Judul                 : Orang Kristen Naik Haji 
 Penulis               : Augustus Ralli
Penerjemah       : Taufik Damas                                                                                                                                                                        




Penyunting         : Adi Toha
Pemeriksa aks    : Dian Pranasari
Cetakan             : 1, Agustus 2011
Tebal                 : 371 halaman
Penerbit            : Serambi Ilmu Semesta





            Membaca judulnya saja sudah sangat kontroversial, dan isinya ternyata jauh lebih kontroversial lagi. Pembaca, termasuk saya, sekilas mungkin akan mengira bahwa buku ini hendak membahas tentang kisah-kisah para mualaf yang berkesempatan menunaikan ibadah haji di Tanah Suci, ternyata tidak demikian—malah jauh lebih seru dari itu. Judul bahasa Inggris dari buku ini mungkin lebih mampu menggambarkan isi sebenarnya dari buku yang ditulis pada tahun 1901 ini, Christian at Mecca. Buku ini sendiri merupakan kompilasi atau kumpulan kisah dari sejumlah individu-individu dari Barat yang sempat merasakan pahit-getir-manis-panas dan berbahayanya petualangan mengunjungi kota paling disucikan oleh umat Islam, Makkah, ratusan tahun yang lalu.

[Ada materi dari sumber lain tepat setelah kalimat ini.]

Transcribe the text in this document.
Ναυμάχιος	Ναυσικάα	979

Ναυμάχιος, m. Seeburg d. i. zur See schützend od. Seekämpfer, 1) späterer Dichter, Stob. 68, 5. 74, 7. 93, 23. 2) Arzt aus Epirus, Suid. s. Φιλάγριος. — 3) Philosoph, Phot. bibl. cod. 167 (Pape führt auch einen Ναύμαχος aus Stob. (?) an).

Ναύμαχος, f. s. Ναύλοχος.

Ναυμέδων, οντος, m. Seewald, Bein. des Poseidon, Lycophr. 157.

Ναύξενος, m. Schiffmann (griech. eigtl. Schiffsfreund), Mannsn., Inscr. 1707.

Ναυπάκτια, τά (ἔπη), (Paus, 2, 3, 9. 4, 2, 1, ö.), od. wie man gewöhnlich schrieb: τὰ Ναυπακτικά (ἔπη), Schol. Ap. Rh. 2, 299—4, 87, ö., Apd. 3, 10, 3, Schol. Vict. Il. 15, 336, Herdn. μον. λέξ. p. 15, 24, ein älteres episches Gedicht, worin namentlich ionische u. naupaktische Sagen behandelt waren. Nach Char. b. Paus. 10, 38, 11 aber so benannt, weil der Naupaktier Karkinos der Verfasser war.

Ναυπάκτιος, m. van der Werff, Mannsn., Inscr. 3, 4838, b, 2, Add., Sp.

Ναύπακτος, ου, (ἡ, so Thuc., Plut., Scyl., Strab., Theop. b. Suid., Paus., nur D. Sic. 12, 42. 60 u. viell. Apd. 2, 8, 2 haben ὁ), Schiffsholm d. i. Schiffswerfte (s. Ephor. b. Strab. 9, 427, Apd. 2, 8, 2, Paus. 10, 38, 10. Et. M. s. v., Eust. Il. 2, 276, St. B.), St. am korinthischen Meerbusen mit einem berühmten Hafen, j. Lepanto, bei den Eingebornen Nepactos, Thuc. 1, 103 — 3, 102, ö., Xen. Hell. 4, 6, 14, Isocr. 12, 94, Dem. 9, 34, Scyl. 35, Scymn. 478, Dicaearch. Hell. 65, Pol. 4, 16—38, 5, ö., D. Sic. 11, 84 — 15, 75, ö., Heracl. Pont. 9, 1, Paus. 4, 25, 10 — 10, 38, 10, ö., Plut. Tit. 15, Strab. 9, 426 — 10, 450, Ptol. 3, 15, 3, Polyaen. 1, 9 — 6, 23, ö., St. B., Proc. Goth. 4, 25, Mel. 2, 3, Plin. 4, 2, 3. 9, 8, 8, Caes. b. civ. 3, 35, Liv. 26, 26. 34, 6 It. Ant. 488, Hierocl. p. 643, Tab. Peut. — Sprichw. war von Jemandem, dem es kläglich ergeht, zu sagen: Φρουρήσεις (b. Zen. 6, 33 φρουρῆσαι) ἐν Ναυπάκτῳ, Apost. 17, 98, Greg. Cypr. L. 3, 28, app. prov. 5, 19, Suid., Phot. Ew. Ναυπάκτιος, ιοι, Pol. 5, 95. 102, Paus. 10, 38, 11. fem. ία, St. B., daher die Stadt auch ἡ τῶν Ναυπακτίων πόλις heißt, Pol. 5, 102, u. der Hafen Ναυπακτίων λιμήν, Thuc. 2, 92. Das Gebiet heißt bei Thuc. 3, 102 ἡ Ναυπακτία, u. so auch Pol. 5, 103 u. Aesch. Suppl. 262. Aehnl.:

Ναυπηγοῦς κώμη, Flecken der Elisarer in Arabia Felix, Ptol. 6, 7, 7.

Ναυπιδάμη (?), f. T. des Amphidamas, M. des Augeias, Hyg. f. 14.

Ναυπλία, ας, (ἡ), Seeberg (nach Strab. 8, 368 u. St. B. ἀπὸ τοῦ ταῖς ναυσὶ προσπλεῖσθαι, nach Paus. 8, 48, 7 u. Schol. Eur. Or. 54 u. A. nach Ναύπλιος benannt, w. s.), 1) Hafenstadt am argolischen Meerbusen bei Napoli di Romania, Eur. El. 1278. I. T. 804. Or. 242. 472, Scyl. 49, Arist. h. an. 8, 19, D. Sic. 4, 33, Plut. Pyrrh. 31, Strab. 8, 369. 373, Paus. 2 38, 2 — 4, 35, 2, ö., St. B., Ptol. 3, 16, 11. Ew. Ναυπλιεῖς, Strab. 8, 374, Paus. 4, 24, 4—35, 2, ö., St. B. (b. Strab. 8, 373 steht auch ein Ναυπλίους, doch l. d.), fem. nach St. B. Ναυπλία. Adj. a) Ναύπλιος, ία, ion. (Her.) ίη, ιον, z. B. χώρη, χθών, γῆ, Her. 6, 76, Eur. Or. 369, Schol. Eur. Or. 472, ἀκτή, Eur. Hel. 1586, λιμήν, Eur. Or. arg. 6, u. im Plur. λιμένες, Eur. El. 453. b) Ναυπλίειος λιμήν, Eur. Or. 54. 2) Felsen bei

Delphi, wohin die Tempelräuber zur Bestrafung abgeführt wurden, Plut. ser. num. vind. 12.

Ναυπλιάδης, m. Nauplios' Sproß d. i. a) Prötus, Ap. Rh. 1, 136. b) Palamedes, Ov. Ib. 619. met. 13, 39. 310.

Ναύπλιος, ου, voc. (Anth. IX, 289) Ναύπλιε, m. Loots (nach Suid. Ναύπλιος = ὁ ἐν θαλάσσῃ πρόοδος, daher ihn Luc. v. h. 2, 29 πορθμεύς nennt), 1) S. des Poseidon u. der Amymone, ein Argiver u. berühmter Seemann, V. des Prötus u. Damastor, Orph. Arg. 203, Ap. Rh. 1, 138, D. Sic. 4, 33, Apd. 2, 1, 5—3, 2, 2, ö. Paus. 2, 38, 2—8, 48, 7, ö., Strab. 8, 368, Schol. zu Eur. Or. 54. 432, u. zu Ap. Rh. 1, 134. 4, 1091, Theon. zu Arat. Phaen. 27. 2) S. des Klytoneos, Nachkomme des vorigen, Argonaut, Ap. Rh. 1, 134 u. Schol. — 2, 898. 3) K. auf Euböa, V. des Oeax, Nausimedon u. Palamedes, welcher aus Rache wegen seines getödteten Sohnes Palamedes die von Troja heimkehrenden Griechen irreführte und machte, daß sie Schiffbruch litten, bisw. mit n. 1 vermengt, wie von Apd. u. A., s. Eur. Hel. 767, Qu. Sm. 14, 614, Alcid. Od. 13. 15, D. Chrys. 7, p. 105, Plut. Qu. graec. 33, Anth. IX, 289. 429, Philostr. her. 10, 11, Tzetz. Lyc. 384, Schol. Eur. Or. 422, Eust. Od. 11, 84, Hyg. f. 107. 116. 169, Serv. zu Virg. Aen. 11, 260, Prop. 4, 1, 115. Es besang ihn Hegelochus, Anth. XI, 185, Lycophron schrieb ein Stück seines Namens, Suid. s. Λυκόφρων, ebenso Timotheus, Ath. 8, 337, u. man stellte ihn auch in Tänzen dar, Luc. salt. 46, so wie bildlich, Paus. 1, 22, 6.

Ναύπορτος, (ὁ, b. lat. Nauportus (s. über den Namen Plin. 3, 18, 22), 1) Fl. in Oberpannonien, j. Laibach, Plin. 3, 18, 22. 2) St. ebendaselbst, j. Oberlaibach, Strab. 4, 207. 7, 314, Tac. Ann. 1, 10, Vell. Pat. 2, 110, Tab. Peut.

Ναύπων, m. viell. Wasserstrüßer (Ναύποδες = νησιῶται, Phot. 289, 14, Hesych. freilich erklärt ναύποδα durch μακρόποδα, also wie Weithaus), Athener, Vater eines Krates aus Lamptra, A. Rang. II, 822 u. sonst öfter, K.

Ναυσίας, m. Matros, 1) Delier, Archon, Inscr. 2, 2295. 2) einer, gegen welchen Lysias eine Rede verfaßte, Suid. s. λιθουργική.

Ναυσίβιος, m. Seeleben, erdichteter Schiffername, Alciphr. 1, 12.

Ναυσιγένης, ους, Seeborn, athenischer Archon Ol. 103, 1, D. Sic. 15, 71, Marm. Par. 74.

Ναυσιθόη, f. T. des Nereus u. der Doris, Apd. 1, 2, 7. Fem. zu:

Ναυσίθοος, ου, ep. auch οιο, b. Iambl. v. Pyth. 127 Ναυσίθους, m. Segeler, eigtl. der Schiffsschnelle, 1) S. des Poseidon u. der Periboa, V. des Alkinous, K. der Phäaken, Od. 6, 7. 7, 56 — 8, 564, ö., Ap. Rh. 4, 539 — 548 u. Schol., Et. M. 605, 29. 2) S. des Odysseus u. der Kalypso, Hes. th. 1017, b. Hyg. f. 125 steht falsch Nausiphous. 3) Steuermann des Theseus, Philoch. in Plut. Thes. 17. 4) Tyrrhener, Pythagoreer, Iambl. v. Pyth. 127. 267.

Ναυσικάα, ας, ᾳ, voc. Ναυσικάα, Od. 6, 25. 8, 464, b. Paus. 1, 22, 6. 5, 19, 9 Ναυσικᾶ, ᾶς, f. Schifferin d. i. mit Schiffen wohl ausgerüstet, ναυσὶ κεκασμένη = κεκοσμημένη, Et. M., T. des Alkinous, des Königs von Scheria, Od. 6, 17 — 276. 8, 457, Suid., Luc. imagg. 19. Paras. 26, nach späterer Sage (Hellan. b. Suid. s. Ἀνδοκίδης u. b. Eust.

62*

            Makkah dan Madinah, antara abad ke 15 – 19, masih dan tetap merupakan dua kota suci yang menjadi idam-idaman bagi seluruh umat Islam di kolong jagat untuk bisa mengunjunginya. Bedanya, saat itu belum ditemukan transportasi modern yang bisa mengangkut jamaah haji dengan mudah dan cepat. Para jamaah harus melewati jalur darat menembus padang gurun pasir nan gersang dengan terik matahari yang membakar. Lebih dari itu semua, para peziarah juga harus menghadapi ancaman dari suku Badui gurun, perampok, penipu, bahkan kaum Wahabi ekstrem yang waktu itu menguasai kota Madinah. Kaum Wahabi ini begitu rupa ekstremnya sampai-sampai melarang jamaah haji untuk menziarahi makam Baginda Nabi Saw. Jika bagi umat muslim saja sudah begitu sulit, bayangkan bagaimana sulitnya memasuki Mekkah bagi orang Eropa yang non Muslim?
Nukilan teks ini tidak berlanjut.